I would like to clarify some of the comments I made in an interview with Mario Dumont on his TVA/LCN news program that were upsetting to many, particularly to members of the Jewish community.
In the interview, which took place on March 26, I spoke with Mario Dumont about the significant influx of travellers at the Canada-U.S. border, especially at Quebec’s Lacolle port of entry. I also talked about the lack of resources from the Public Health Agency of Canada (PHAC) to enforce the quarantine rules.
When asked about the reason for this unusually heavy influx, I said that the increase could be explained — in part — by a large number of people in the Jewish community returning to Canada to celebrate Pesach, or Passover. At the same time, I stressed that the issue was not the religious practice, but rather PHAC’s inability to manage so many entries and ensure compliance with the public health rules put in place in response to COVID-19.
A short time later, the interview was shared in the form of a video excerpt within an article on the same topic and released on several sites of the Quebecor network. When initially released, the excerpt contained an erroneous subtitle suggesting that I attributed the influx solely to the Jewish community entering Canada at the Lacolle border crossing.
I truly regret the impact that this has had on the Jewish community at large as well as on our membership. My statements were meant to be complete generalities and were to highlight the strain on our members when large numbers of people arrive at border crossings unexpectedly.
This inaccurate subtitle in no way represents my comments or our union’s position — we reacted swiftly, demanding a correction on the excerpt as soon as possible, which was done that same day. While I did state that border officers estimated the number of people crossing to be around 8,000, I specified I was talking about the total number of travellers, and not specifically members of the Jewish community.
I also raised concerns about those making the crossing who might not abide by public health regulations. Again, my intention was to address all those crossing the border but I understand that my comments could be interpreted to have singled out the Jewish community. I regret using this language and the negative impact it had.
I raised these concerns because they echo the findings in the recent report released by the Auditor General of Canada: PHAC, tasked with enforcing the quarantine order and health measures, is not equipped to fulfil its mandate and is therefore unable to ensure the health and safety of Canadians in an efficient manner — particularly during times of significant influx, regardless of the numbers.

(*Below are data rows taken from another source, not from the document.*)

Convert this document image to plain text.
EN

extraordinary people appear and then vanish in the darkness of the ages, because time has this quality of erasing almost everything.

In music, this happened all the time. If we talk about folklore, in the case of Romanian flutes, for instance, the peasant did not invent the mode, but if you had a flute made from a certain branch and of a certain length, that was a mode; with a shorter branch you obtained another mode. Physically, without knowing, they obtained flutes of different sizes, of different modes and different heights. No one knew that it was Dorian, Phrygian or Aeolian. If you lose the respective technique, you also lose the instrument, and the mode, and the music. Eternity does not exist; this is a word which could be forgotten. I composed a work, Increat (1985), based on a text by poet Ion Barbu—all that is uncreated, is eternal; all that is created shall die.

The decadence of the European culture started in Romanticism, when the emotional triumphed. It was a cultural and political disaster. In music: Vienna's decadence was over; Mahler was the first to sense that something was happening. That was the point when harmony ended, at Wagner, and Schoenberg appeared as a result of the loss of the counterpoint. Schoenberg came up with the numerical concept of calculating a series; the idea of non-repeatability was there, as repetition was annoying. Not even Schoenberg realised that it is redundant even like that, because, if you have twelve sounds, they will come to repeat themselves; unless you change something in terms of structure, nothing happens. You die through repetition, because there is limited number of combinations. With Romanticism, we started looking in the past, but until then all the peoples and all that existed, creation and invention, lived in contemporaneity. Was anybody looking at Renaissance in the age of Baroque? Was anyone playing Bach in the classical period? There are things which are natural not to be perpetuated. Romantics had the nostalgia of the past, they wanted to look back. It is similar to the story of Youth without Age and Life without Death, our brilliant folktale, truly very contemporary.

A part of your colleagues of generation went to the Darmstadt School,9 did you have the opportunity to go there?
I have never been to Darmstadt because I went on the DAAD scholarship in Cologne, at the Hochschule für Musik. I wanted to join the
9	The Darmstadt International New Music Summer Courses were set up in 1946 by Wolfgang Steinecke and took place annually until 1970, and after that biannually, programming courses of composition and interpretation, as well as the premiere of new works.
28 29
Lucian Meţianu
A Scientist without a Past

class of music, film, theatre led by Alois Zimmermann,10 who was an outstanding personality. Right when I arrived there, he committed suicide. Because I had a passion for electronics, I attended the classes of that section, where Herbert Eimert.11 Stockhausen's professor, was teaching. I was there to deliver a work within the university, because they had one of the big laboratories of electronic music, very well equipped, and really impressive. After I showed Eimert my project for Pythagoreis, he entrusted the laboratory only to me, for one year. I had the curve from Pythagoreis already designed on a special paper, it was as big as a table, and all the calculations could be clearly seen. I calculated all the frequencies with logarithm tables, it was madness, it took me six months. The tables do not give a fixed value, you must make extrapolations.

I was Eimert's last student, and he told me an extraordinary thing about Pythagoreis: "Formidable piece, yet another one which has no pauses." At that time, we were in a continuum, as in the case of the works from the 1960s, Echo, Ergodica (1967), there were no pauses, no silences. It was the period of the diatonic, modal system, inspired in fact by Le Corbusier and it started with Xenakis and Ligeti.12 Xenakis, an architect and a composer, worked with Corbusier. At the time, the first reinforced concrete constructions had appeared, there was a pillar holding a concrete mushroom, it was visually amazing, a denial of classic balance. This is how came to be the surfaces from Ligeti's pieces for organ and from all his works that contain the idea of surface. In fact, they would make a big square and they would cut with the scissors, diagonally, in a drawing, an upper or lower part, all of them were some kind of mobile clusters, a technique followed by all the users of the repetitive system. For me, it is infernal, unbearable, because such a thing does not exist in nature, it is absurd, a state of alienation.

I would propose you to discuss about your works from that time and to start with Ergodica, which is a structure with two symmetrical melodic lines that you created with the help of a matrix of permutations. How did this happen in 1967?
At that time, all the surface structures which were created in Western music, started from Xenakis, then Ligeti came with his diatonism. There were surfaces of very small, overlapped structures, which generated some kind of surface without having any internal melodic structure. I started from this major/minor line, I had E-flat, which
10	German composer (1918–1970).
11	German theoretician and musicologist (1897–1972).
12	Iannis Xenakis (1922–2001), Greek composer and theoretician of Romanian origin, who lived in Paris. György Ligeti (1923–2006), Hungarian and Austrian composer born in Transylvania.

This reality is certainly not unique to a single port of entry. Across the country, in recent months, border officers have been dealing with travellers refusing to comply with public health requirements, and they are unable to take action. PHAC officials, who have the required powers, simply lack the resources, training or support from their agency to do so. The situation is not only frustrating, but worrisome.
I hope that my comments can be viewed in good faith — I wanted to raise awareness about the ongoing issues CBSA officers and public health officials are dealing with in enforcing quarantine rules for travellers and the need for them to be properly equipped to do this work, and therefore to ensure the well-being of all Canadians during this pandemic.